POLA JABAR - Meskipun keduanya adalah hidangan dasar berbentuk untaian yang terbuat dari adonan tepung dan air, Mie Asia dan Pasta Italia mewakili dua dunia kuliner yang berbeda secara fundamental, mulai dari bahan baku hingga filosofi penyajian. Perbedaan utama terletak pada bahan dasar tepung yang digunakan. 

Pasta Italia, khususnya yang otentik, diwajibkan menggunakan tepung gandum durum semolina, varietas gandum keras yang kaya protein dan gluten, yang memberikan warna kuning keemasan alami dan tekstur yang sangat elastis serta padat. 

Sebaliknya, Mie Asia jauh lebih bervariasi, namun umumnya terbuat dari tepung terigu biasa yang lebih lembut, terkadang dicampur dengan tepung beras, ubi, atau biji-bijian lain, yang menghasilkan tekstur lebih halus, kenyal, dan licin. Perbedaan bahan baku ini membentuk karakter dan cara mereka berinteraksi dengan saus dan kaldu.

Filosofi pembuatan adonan juga menjadi pembeda signifikan. Pasta Italia seringkali dibuat dengan metode ekstrusi, di mana adonan padat dipaksa melewati cetakan perunggu (die) untuk menghasilkan bentuk-bentuk yang presisi, seperti spaghetti atau penne, yang memiliki permukaan kasar. Tekstur kasar ini sengaja diciptakan agar pasta dapat menangkap dan menyerap saus kental dengan optimal. 

Sementara itu, Mie Asia lebih banyak dibuat menggunakan teknik gulir dan potong (roll-and-cut), atau ditarik (hand-pulled), yang menghasilkan tekstur yang lebih lembut, seragam, dan licin. 
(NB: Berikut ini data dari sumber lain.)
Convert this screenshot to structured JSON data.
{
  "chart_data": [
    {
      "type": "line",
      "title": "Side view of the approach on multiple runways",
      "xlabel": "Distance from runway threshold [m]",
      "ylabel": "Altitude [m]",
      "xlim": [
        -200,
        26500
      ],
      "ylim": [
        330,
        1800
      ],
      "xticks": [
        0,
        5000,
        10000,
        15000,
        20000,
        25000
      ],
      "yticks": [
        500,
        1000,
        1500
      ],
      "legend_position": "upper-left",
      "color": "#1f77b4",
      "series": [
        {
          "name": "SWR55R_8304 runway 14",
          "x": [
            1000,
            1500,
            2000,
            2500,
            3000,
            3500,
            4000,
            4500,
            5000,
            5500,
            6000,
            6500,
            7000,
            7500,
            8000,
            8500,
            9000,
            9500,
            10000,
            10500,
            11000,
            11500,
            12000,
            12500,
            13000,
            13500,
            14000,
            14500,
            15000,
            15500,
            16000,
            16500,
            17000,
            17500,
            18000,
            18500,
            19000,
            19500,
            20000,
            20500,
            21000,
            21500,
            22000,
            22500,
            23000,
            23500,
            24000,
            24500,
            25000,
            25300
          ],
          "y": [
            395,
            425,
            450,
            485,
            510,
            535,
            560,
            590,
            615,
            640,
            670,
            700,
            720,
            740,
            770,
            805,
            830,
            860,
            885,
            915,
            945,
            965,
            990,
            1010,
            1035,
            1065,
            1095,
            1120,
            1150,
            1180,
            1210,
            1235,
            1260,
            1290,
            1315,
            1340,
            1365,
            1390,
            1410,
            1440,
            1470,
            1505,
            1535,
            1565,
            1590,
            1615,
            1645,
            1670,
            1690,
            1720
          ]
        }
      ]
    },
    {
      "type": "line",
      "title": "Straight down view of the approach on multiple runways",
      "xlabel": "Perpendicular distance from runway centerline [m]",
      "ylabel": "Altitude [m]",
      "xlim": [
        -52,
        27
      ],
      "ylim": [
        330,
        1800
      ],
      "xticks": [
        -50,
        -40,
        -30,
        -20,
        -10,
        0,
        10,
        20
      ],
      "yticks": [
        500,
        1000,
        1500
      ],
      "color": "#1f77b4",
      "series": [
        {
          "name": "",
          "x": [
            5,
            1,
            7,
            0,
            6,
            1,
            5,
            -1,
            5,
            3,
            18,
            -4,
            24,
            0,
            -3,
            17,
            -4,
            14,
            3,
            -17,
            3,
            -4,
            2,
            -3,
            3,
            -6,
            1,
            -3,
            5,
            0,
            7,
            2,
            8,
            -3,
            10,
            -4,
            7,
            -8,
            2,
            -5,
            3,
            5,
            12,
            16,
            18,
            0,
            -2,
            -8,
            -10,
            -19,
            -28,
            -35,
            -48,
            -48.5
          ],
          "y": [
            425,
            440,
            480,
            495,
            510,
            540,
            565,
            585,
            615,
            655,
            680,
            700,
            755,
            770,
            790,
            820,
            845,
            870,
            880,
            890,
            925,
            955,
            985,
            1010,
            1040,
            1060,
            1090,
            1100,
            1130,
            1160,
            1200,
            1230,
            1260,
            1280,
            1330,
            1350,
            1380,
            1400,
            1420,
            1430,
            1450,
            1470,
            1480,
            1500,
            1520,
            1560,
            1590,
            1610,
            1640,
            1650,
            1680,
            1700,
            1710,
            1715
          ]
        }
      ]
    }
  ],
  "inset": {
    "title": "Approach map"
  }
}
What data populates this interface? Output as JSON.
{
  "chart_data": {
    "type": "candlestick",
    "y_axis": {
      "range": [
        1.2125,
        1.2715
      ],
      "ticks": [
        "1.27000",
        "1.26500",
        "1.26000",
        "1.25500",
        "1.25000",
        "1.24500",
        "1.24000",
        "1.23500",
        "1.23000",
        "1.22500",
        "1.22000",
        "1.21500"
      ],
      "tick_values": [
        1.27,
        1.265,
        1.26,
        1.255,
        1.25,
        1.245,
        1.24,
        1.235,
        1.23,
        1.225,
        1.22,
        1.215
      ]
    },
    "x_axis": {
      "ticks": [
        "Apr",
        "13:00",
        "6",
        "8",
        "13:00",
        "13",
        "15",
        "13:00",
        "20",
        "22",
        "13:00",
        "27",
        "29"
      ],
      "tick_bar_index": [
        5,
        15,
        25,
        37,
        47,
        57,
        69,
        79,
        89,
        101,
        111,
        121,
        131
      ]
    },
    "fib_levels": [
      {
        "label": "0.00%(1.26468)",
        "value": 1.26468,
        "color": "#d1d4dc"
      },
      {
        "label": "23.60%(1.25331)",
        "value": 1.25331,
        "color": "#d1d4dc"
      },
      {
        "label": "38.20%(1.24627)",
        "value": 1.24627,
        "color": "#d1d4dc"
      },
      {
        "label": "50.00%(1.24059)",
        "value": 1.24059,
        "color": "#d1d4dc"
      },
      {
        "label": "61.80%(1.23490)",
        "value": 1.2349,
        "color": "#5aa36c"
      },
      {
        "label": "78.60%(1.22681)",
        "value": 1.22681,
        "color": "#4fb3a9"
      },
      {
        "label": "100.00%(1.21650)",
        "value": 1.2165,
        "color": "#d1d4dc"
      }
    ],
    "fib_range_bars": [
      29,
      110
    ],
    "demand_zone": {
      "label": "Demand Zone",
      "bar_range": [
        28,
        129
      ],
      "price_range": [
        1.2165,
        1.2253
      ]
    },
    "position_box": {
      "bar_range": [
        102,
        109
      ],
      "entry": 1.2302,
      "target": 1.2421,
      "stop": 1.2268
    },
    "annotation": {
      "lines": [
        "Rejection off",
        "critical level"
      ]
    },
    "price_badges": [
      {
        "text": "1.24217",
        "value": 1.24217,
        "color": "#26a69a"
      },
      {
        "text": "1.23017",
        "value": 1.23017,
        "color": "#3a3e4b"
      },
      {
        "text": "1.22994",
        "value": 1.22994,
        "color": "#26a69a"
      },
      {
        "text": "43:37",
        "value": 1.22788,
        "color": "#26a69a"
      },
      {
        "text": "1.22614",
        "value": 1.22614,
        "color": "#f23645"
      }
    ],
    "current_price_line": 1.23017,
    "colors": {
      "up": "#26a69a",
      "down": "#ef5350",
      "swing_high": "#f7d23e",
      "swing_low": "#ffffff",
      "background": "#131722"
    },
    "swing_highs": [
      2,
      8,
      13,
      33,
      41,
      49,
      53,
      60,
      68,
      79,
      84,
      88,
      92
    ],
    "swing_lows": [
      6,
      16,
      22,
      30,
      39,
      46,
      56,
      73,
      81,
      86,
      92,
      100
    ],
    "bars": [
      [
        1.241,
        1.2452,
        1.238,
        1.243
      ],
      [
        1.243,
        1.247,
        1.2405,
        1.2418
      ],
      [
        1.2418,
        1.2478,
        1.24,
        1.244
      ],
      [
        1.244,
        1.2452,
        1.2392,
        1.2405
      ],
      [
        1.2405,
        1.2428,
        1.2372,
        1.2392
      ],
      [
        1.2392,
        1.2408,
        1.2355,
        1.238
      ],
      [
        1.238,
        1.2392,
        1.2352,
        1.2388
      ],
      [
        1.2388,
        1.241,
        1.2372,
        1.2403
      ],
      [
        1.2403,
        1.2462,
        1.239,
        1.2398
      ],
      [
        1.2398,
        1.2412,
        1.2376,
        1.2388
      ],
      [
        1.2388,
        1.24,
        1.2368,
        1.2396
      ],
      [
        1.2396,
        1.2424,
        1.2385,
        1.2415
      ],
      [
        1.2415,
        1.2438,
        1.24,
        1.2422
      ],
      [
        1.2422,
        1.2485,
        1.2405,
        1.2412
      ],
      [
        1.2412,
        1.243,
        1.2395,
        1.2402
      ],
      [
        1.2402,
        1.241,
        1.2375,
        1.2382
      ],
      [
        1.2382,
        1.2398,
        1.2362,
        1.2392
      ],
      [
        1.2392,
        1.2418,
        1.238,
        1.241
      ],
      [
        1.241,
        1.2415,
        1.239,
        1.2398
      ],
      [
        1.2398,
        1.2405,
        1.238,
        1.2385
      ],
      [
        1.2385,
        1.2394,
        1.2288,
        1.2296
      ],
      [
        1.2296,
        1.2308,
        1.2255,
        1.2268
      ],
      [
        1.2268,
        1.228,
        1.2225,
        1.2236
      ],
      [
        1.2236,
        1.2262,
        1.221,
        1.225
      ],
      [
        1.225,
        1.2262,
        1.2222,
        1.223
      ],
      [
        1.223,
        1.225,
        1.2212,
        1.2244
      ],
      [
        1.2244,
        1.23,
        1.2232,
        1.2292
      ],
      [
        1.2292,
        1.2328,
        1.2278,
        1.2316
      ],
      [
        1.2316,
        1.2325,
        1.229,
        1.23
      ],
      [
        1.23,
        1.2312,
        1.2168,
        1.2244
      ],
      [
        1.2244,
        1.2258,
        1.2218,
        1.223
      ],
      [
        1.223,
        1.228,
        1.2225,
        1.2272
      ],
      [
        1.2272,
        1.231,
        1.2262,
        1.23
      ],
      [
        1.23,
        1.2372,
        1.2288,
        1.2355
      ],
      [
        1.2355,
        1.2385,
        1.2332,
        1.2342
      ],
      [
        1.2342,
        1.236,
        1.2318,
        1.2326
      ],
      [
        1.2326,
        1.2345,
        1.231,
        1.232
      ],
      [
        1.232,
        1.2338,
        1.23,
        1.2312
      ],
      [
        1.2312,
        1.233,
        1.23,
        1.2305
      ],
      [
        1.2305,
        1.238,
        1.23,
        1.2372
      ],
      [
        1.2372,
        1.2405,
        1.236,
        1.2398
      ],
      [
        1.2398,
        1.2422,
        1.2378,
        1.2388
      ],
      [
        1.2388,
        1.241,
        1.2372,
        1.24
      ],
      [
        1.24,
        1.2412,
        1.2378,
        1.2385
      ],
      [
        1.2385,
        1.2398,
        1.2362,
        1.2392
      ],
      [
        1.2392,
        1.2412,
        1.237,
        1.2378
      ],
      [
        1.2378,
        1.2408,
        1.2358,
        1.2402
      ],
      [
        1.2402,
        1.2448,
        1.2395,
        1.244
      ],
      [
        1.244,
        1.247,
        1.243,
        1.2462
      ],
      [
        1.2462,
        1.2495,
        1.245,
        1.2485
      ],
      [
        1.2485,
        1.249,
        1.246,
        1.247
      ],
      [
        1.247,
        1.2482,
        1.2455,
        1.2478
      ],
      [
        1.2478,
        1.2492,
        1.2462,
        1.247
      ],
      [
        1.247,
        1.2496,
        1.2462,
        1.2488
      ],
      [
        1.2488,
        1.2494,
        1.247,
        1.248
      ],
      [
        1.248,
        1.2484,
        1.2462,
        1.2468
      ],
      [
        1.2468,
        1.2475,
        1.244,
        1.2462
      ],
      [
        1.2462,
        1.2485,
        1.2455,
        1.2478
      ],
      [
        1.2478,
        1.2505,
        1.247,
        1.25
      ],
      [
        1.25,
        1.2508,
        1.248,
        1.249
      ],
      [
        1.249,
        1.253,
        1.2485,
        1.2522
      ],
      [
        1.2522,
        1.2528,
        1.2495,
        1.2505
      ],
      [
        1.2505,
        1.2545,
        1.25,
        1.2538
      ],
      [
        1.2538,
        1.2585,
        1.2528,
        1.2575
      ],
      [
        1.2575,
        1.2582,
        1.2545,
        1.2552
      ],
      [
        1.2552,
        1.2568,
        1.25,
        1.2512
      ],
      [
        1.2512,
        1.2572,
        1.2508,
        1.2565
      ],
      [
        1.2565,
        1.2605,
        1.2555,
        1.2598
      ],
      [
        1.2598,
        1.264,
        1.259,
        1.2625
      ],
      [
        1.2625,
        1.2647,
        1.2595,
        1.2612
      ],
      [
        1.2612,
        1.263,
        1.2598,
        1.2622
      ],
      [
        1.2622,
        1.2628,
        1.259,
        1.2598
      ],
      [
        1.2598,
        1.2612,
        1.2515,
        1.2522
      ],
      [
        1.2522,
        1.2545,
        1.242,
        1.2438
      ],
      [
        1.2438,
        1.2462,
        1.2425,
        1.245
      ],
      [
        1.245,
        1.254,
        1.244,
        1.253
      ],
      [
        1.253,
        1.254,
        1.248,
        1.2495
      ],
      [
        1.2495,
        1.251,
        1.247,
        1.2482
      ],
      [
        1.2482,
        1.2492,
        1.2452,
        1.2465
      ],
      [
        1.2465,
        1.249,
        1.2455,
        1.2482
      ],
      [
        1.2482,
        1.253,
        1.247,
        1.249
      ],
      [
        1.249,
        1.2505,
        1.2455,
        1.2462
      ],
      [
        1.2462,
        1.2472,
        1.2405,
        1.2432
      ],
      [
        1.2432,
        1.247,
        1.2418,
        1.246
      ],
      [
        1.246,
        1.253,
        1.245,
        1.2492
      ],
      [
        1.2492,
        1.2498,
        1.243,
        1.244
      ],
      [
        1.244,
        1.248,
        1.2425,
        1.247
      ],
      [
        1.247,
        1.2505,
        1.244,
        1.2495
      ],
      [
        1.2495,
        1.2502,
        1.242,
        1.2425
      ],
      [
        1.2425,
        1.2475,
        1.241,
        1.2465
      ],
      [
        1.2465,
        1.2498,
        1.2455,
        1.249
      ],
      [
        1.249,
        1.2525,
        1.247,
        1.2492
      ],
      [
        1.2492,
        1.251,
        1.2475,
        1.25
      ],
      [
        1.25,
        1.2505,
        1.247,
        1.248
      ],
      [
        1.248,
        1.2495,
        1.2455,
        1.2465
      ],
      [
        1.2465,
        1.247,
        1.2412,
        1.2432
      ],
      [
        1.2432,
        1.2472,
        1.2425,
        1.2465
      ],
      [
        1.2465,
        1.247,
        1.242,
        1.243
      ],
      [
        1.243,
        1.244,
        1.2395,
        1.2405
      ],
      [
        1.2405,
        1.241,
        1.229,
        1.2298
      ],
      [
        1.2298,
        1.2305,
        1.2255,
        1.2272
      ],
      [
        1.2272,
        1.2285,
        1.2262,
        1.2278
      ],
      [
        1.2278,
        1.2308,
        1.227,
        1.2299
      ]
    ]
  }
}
Perbedaan proses ini juga mencakup penggunaan garam; pasta umumnya tidak dibubuhi garam pada adonannya melainkan pada air rebusan, sedangkan mie Asia seringkali sudah mengandung garam dan terkadang bahan alkali seperti air abu (lye water) untuk menghasilkan kekenyalan yang khas. (Sumber: eater.com)

Perbedaan paling mencolok terlihat pada cara penyajian dan perpaduan rasa. Pasta Italia dirancang untuk menjadi fokus utama hidangan, di mana teksturnya yang al dente menjadi kunci, dan saus (berbasis tomat, krim, atau minyak zaitun) berfungsi membungkus pasta, seringkali dilengkapi dengan keju dan minyak zaitun. 

Sementara itu, Mie Asia (seperti ramen, pho, atau lo mein) seringkali berfungsi sebagai komponen dalam komposisi hidangan yang lebih besar, disajikan dalam kuah kaldu yang kaya rempah dan dalam, atau ditumis dengan berbagai macam sayuran, protein (daging, seafood), dan saus berbasis kedelai, yang menghasilkan profil rasa yang lebih kompleks, umami, dan pedas. 

Singkatnya, Pasta mengutamakan keselarasan tekstur dan saus (sederhana tetapi kaya), sedangkan Mie Asia mengutamakan kedalaman rasa kaldu/bumbu dan variasi topping yang meriah.